Após a derrota, Maia reconheceu que errou ao concluir a votação de maneira repentina e afirmou que poderia ter aguardado pelo voto de cerca de 50 deputados que estavam presentes na Câmara. Maia afirmou que se algum líder apresentar um novo requerimento para que os parlamentares voltem a ser consultados sobre a urgência do projeto, ele submeterá o texto à deliberação do plenário. A expectativa do Planalto é que a votação seja retomada hoje.

"A votação aconteceu com um quórum baixo e eu encerrei num momento equivocado. Se a maioria dos líderes apresentar um novo requerimento, é uma decisão que pode ser pautada a qualquer momento, não há nenhuma prejudicialidade", lamentou Maia.

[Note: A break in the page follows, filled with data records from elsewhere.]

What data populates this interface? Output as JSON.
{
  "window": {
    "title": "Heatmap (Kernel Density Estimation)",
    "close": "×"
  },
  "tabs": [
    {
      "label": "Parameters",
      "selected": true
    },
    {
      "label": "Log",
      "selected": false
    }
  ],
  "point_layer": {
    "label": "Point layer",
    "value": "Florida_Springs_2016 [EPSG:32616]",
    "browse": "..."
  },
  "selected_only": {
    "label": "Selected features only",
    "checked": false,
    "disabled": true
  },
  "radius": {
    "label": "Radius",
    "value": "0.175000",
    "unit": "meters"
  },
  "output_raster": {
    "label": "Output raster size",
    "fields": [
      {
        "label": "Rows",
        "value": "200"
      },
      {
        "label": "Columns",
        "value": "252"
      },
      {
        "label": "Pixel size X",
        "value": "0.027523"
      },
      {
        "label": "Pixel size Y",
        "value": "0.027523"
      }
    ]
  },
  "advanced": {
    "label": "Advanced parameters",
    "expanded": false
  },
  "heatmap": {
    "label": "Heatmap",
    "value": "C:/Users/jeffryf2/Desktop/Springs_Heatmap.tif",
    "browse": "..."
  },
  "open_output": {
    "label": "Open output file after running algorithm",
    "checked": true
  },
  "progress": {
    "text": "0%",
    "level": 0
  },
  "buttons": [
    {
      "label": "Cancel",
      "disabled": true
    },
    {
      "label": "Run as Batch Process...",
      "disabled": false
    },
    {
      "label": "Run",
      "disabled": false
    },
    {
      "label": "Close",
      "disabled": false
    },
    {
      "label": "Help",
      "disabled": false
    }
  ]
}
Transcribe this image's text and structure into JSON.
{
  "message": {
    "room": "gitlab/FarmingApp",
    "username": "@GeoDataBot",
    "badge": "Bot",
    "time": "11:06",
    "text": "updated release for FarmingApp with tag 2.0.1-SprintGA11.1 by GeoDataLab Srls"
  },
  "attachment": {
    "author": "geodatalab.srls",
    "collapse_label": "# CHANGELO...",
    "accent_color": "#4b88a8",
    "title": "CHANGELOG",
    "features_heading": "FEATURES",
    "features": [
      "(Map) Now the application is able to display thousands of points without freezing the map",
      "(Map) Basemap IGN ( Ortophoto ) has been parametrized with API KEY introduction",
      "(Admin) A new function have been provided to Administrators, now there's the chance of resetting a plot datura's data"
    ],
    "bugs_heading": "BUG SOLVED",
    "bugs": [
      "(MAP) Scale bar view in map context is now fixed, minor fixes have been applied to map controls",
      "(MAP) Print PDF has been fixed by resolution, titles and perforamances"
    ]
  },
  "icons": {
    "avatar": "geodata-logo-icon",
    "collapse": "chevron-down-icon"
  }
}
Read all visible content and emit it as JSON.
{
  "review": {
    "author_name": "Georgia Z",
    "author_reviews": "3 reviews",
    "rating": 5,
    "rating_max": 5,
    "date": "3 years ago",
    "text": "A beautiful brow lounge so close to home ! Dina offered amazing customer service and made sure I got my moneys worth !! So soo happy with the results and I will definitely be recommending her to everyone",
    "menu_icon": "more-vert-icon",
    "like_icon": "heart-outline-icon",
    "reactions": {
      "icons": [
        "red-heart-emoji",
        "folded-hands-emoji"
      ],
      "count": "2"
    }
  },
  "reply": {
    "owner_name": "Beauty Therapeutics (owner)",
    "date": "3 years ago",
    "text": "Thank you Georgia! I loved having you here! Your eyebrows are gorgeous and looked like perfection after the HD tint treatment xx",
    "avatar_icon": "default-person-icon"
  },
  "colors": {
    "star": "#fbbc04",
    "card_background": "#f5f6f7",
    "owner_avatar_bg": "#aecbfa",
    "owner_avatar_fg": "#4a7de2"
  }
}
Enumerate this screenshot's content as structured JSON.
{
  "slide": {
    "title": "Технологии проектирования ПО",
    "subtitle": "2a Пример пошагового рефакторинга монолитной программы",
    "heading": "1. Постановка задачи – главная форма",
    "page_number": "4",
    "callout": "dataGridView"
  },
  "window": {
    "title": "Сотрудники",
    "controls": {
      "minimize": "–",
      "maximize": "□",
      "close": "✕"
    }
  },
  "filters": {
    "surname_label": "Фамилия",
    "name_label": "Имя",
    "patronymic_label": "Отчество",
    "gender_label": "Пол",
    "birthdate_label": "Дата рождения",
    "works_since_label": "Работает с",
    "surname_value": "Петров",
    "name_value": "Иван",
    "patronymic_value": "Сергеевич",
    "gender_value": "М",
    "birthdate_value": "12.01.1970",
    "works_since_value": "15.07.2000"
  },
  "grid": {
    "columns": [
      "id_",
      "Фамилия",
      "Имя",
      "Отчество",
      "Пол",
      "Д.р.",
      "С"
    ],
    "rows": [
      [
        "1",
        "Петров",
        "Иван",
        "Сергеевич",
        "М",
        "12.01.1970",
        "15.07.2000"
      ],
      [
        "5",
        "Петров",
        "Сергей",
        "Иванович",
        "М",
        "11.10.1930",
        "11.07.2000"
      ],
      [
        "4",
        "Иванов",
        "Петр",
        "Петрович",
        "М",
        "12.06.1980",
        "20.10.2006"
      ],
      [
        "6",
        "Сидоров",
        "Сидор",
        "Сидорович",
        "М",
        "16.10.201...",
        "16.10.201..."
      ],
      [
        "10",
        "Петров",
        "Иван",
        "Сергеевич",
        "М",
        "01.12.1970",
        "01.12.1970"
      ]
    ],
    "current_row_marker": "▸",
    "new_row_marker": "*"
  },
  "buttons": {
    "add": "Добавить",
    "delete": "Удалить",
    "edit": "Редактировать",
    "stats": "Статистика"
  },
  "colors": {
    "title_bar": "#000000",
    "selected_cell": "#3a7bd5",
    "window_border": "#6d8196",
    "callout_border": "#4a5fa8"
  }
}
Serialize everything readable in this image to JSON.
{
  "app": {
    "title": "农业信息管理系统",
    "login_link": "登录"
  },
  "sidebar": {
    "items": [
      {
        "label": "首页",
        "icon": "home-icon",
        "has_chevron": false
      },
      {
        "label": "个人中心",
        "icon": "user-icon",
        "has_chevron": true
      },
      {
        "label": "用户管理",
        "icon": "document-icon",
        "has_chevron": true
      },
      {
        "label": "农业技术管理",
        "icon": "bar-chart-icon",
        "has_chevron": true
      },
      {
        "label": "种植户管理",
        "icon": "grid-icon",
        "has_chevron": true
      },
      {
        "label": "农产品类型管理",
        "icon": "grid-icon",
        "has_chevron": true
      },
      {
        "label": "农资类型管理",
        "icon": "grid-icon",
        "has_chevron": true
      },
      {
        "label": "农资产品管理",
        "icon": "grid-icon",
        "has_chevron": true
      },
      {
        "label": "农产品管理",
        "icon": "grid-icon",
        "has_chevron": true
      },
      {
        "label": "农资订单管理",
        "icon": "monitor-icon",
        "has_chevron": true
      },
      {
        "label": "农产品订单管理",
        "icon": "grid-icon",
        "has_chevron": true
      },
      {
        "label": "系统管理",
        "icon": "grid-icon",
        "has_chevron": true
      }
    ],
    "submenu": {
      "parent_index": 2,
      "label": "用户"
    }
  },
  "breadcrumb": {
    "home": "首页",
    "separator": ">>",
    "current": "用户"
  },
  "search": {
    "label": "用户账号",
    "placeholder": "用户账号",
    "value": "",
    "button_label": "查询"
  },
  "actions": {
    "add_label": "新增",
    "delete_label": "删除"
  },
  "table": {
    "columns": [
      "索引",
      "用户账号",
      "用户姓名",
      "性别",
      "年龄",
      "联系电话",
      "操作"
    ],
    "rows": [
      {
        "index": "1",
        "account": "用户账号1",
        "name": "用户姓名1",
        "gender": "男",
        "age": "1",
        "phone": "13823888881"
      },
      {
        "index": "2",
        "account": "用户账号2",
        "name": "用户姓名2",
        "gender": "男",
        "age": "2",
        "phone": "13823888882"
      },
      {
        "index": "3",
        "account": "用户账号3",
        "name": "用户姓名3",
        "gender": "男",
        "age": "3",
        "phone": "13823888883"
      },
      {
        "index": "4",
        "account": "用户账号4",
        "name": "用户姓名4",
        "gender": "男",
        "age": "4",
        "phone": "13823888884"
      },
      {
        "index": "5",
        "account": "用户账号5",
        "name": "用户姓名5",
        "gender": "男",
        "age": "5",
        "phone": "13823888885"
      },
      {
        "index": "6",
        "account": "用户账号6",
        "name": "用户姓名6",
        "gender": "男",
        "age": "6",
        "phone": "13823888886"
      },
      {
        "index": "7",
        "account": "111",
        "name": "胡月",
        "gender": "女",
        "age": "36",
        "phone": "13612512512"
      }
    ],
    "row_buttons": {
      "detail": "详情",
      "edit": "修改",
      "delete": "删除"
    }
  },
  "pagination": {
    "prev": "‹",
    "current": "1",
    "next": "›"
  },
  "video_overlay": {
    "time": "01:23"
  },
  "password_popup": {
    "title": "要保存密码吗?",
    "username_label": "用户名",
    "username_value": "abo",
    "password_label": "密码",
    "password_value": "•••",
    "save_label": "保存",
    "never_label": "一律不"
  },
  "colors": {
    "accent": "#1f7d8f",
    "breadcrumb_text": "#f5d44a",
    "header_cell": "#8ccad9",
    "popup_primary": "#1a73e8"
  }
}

O relator da reforma trabalhista disse que houve açodamento do presidente da Câmara e que ele poderia ter esperado para encerrar a votação. Marinho afirmou que líderes devem apresentar um novo requerimento hoje. Antes disso, porém, será feito um diagnóstico, segundo relataram deputados governistas, para averiguar se a derrota de ontem pode ser atribuída apenas à desatenção de Maia.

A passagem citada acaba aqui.